You don’t get much hotter than Jeff Tweedy is right now. Dating back to ’95 and Wilco’s tentative but solid country-rock debut, the unassuming Illinoian and ex-Uncle Tupelo kid brother has seen every musical project he’s had a finger in turn to gold. Wilco’s sprawling sophomore outing, Being There, found Tweedy brimming with ambition, bristling at No Depression pigeonholing, and spiking his spare, jaunty tunes with deeply personal lyrics and equally involving guitar noise. He went on to write the highlights of both Golden Smog albums and spend ’98 awash in praise for his deft interpretative skills on the Woody Guthrie reinvention project Mermaid Avenue.
Summer Teeth is the culmination of Tweedy and band’s recent musical development, a lush, turbulent, borderline disturbing pop record that gracefully mixes melancholic soul-searching with na-na fun and often blurs the lines so effectively that you don’t know whether to bop along or shudder.
Most of Summer Teeth’s songs share the theme of relationships, related in a snapshot list of images that can take you as close as the bedroom ("A Shot In The Arm") or place you years and miles away ("ELT"). "My Darling", a Lennonesque love letter to Tweedy’s son, the graceful life-rumination "When You Wake Up Feeling Old" (which would seem to feature a solo by something called a tiple), the bitterly sarcastic "How To Fight Loneliness" and the rollicking, synthy "I’m Always In Love" continually find fresh ways to convey love, hurt and confusion, both as specific and vague as needed.
Tracks one through three, the chunky "Can’t Stand It", the sweeping, resigned "She’s A Jar" and the dense, driving "A Shot In The Arm" find Tweedy at the height of his inspiration, employing beautiful strings and a swarming nest of keyboard sounds (courtesy of gifted multi-instrumentalist Jay Bennett) to build classic frameworks around his worn, expressive scratch of a voice. Those who know Wilco as a "y’allternative" outfit will likely scratch their heads when the beat breaks down completely on the chilling "Via Chicago" (which opens with the quotable statement "I dreamed about killing you again last night") or when "Pieholden Suite" shifts from wistful balladry to Brian Wilson-inflected symphonic swing layered with horns and banjos. The wracked spectre of Big Star’s 3rd/Sister Lovers also looms heavily, especially on the wrenching ballad "We’re Just Friends", which whines like Chilton at his best.
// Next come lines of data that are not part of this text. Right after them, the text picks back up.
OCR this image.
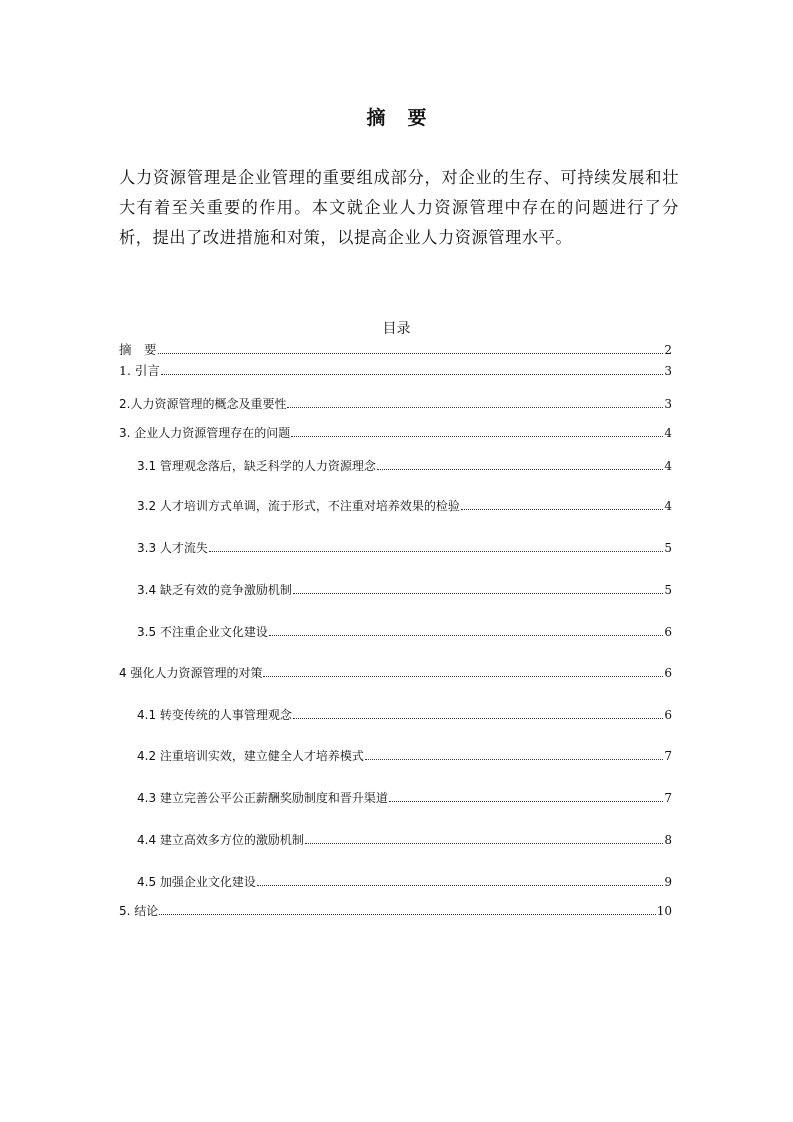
摘要
人力资源管理是企业管理的重要组成部分，对企业的生存、可持续发展和壮大有着至关重要的作用。本文就企业人力资源管理中存在的问题进行了分析，提出了改进措施和对策，以提高企业人力资源管理水平。
目录
摘　要	2
1. 引言	3
2.人力资源管理的概念及重要性	3
3. 企业人力资源管理存在的问题	4
3.1 管理观念落后，缺乏科学的人力资源理念	4
3.2 人才培训方式单调，流于形式，不注重对培养效果的检验	4
3.3 人才流失	5
3.4 缺乏有效的竞争激励机制	5
3.5 不注重企业文化建设	6
4 强化人力资源管理的对策	6
4.1 转变传统的人事管理观念	6
4.2 注重培训实效，建立健全人才培养模式	7
4.3 建立完善公平公正薪酬奖励制度和晋升渠道	7
4.4 建立高效多方位的激励机制	8
4.5 加强企业文化建设	9
5. 结论	10
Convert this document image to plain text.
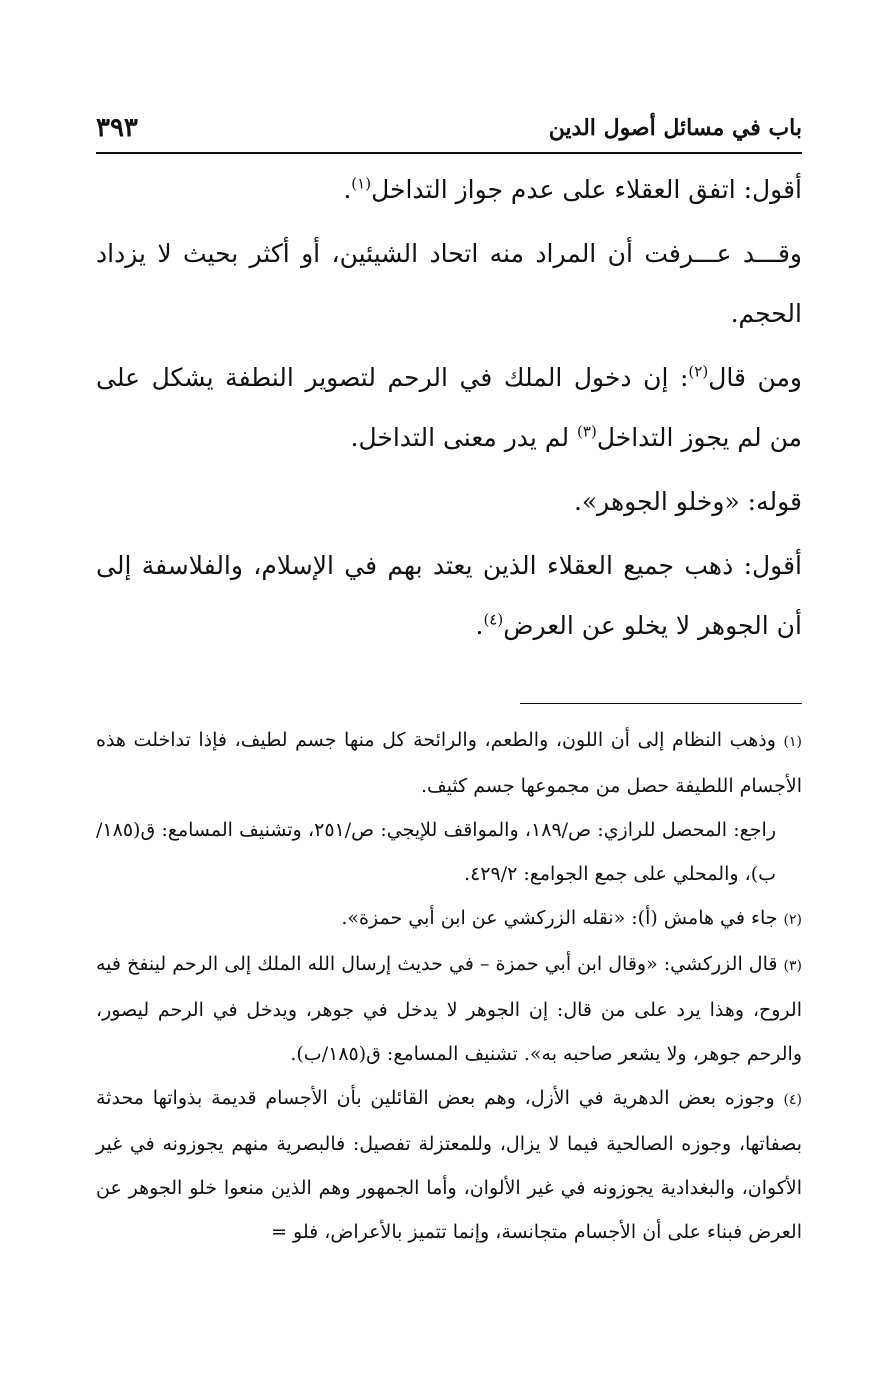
باب في مسائل أصول الدين
٣٩٣

أقول: اتفق العقلاء على عدم جواز التداخل$^{(١)}$.

وقـــد عـــرفت أن المراد منه اتحاد الشيئين، أو أكثر بحيث لا يزداد الحجم.

ومن قال$^{(٢)}$: إن دخول الملك في الرحم لتصوير النطفة يشكل على من لم يجوز التداخل$^{(٣)}$ لم يدر معنى التداخل.

قوله: «وخلو الجوهر».

أقول: ذهب جميع العقلاء الذين يعتد بهم في الإسلام، والفلاسفة إلى أن الجوهر لا يخلو عن العرض$^{(٤)}$.

(١) وذهب النظام إلى أن اللون، والطعم، والرائحة كل منها جسم لطيف، فإذا تداخلت هذه الأجسام اللطيفة حصل من مجموعها جسم كثيف.

راجع: المحصل للرازي: ص/١٨٩، والمواقف للإيجي: ص/٢٥١، وتشنيف المسامع: ق(١٨٥/ب)، والمحلي على جمع الجوامع: ٤٢٩/٢.

(٢) جاء في هامش (أ): «نقله الزركشي عن ابن أبي حمزة».

(٣) قال الزركشي: «وقال ابن أبي حمزة – في حديث إرسال الله الملك إلى الرحم لينفخ فيه الروح، وهذا يرد على من قال: إن الجوهر لا يدخل في جوهر، ويدخل في الرحم ليصور، والرحم جوهر، ولا يشعر صاحبه به». تشنيف المسامع: ق(١٨٥/ب).

(٤) وجوزه بعض الدهرية في الأزل، وهم بعض القائلين بأن الأجسام قديمة بذواتها محدثة بصفاتها، وجوزه الصالحية فيما لا يزال، وللمعتزلة تفصيل: فالبصرية منهم يجوزونه في غير الأكوان، والبغدادية يجوزونه في غير الألوان، وأما الجمهور وهم الذين منعوا خلو الجوهر عن العرض فبناء على أن الأجسام متجانسة، وإنما تتميز بالأعراض، فلو =
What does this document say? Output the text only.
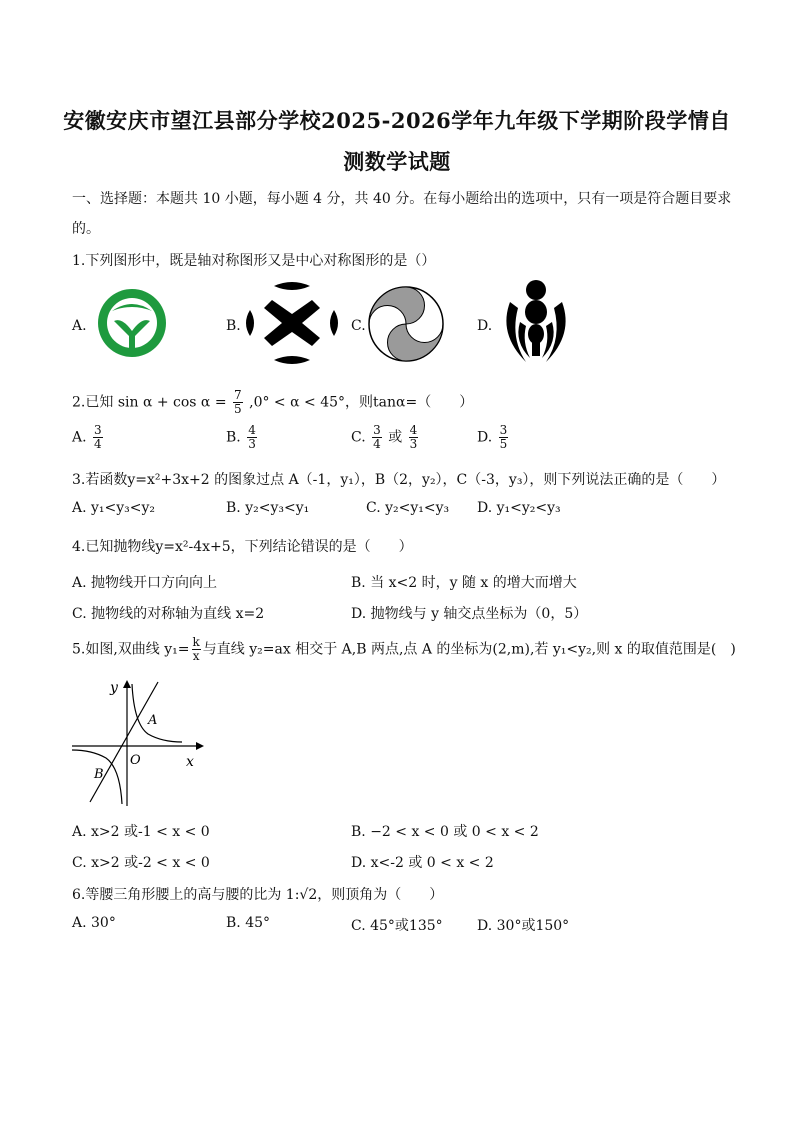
安徽安庆市望江县部分学校2025-2026学年九年级下学期阶段学情自
测数学试题
一、选择题：本题共 10 小题，每小题 4 分，共 40 分。在每小题给出的选项中，只有一项是符合题目要求
的。
1.下列图形中，既是轴对称图形又是中心对称图形的是（）
A.	B.	C.	D.
2.已知 $\sin \alpha + \cos \alpha = \frac{7}{5} ,0^\circ < \alpha < 45^\circ$，则tanα=（　　）
A. $\frac{3}{4}$	B. $\frac{4}{3}$	C. $\frac{3}{4}$ 或 $\frac{4}{3}$	D. $\frac{3}{5}$
3.若函数y=x²+3x+2 的图象过点 A（-1，y₁），B（2，y₂），C（-3，y₃），则下列说法正确的是（　　）
A. y₁<y₃<y₂	B. y₂<y₃<y₁	C. y₂<y₁<y₃ D. y₁<y₂<y₃
4.已知抛物线y=x²-4x+5，下列结论错误的是（　　）
A. 抛物线开口方向向上	B. 当 x<2 时，y 随 x 的增大而增大
C. 抛物线的对称轴为直线 x=2	D. 抛物线与 y 轴交点坐标为（0，5）
5.如图,双曲线 $y_1= \frac{k}{x}$ 与直线 y₂=ax 相交于 A,B 两点,点 A 的坐标为(2,m),若 y₁<y₂,则 x 的取值范围是(　)
y
x
O
A
B
A. x>2 或-1 < x < 0	B. −2 < x < 0 或 0 < x < 2
C. x>2 或-2 < x < 0	D. x<-2 或 0 < x < 2
6.等腰三角形腰上的高与腰的比为 1:√2，则顶角为（　　）
A. 30°	B. 45°	C. 45°或135° D. 30°或150°
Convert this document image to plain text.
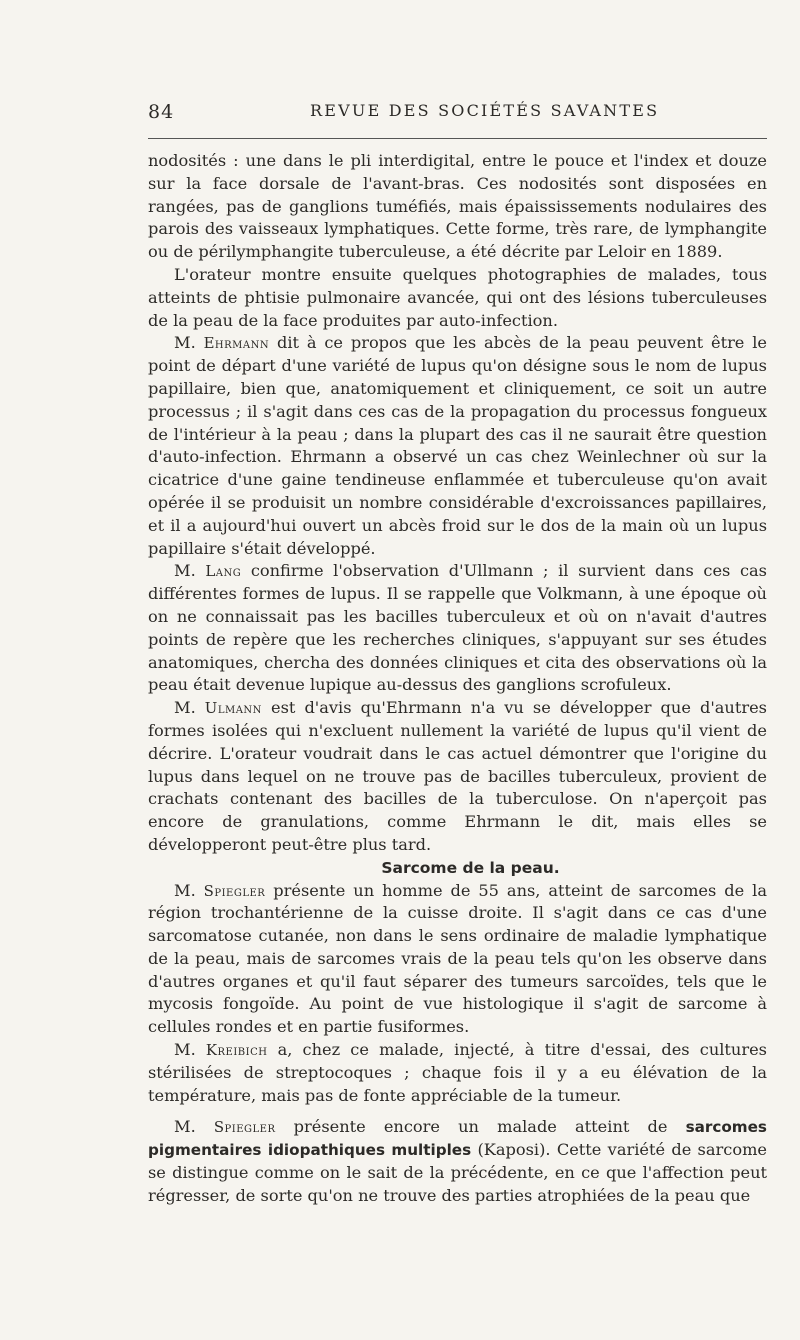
84	REVUE DES SOCIÉTÉS SAVANTES

nodosités : une dans le pli interdigital, entre le pouce et l'index et douze sur la face dorsale de l'avant-bras. Ces nodosités sont disposées en rangées, pas de ganglions tuméfiés, mais épaississements nodulaires des parois des vaisseaux lymphatiques. Cette forme, très rare, de lymphangite ou de périlymphangite tuberculeuse, a été décrite par Leloir en 1889.

L'orateur montre ensuite quelques photographies de malades, tous atteints de phtisie pulmonaire avancée, qui ont des lésions tuberculeuses de la peau de la face produites par auto-infection.

M. Ehrmann dit à ce propos que les abcès de la peau peuvent être le point de départ d'une variété de lupus qu'on désigne sous le nom de lupus papillaire, bien que, anatomiquement et cliniquement, ce soit un autre processus ; il s'agit dans ces cas de la propagation du processus fongueux de l'intérieur à la peau ; dans la plupart des cas il ne saurait être question d'auto-infection. Ehrmann a observé un cas chez Weinlechner où sur la cicatrice d'une gaine tendineuse enflammée et tuberculeuse qu'on avait opérée il se produisit un nombre considérable d'excroissances papillaires, et il a aujourd'hui ouvert un abcès froid sur le dos de la main où un lupus papillaire s'était développé.

M. Lang confirme l'observation d'Ullmann ; il survient dans ces cas différentes formes de lupus. Il se rappelle que Volkmann, à une époque où on ne connaissait pas les bacilles tuberculeux et où on n'avait d'autres points de repère que les recherches cliniques, s'appuyant sur ses études anatomiques, chercha des données cliniques et cita des observations où la peau était devenue lupique au-dessus des ganglions scrofuleux.

M. Ulmann est d'avis qu'Ehrmann n'a vu se développer que d'autres formes isolées qui n'excluent nullement la variété de lupus qu'il vient de décrire. L'orateur voudrait dans le cas actuel démontrer que l'origine du lupus dans lequel on ne trouve pas de bacilles tuberculeux, provient de crachats contenant des bacilles de la tuberculose. On n'aperçoit pas encore de granulations, comme Ehrmann le dit, mais elles se développeront peut-être plus tard.

Sarcome de la peau.

M. Spiegler présente un homme de 55 ans, atteint de sarcomes de la région trochantérienne de la cuisse droite. Il s'agit dans ce cas d'une sarcomatose cutanée, non dans le sens ordinaire de maladie lymphatique de la peau, mais de sarcomes vrais de la peau tels qu'on les observe dans d'autres organes et qu'il faut séparer des tumeurs sarcoïdes, tels que le mycosis fongoïde. Au point de vue histologique il s'agit de sarcome à cellules rondes et en partie fusiformes.

M. Kreibich a, chez ce malade, injecté, à titre d'essai, des cultures stérilisées de streptocoques ; chaque fois il y a eu élévation de la température, mais pas de fonte appréciable de la tumeur.

M. Spiegler présente encore un malade atteint de sarcomes pigmentaires idiopathiques multiples (Kaposi). Cette variété de sarcome se distingue comme on le sait de la précédente, en ce que l'affection peut régresser, de sorte qu'on ne trouve des parties atrophiées de la peau que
Summer Teeth also proves Wilco to be capable of pure pop bliss. "Nothing’severgonnastandinmyway(again)", I’m Always In Love", "ELT", and hidden-track blastoff "Candyfloss" take the proven Wilco rocker format (think "Monday") and infuse it with a whole new sensibility of ‘60s melodicism and aural gingerbread. "Summer Teeth" pulls off the most perverse trick in a disc full of ‘em, setting a totally heartbreaking lyric ("One summer a suicide/another autumn a traveler’s guide/he hits snooze twice before he dies/and every evening when he gets home to make his supper and eat it alone/his black shirt cries while his shoes get cold") to a soundtrack of breezy, arpeggioed whimsy replete with baroque keyboards and chirping birds. Then the chorus blows the whole thing off ("It’s just a dream he keeps having/but it doesn’t seem to mean anything").
In many ways, Summer Teeth is an example of exactly what’s great about music in ’99: the way bands are looking to a rich, nook-and-cranny rock past, using unconventional instruments and playful production values to rekindle the enigma and eclecticism of the classics, without losing the essence of their music as it began. In Wilco’s case, it’s a heartland rootsiness that is now implied rather outwardly displayed. Even if Tweedy is no longer standing in a cornfield musically or literally, that matter-of-fact grit still shows through even as his muse rockets off elsewhere. If they stay true to this brave path, Wilco look better than almost anyone else headed into the millennium, and are destined for a satisfying career.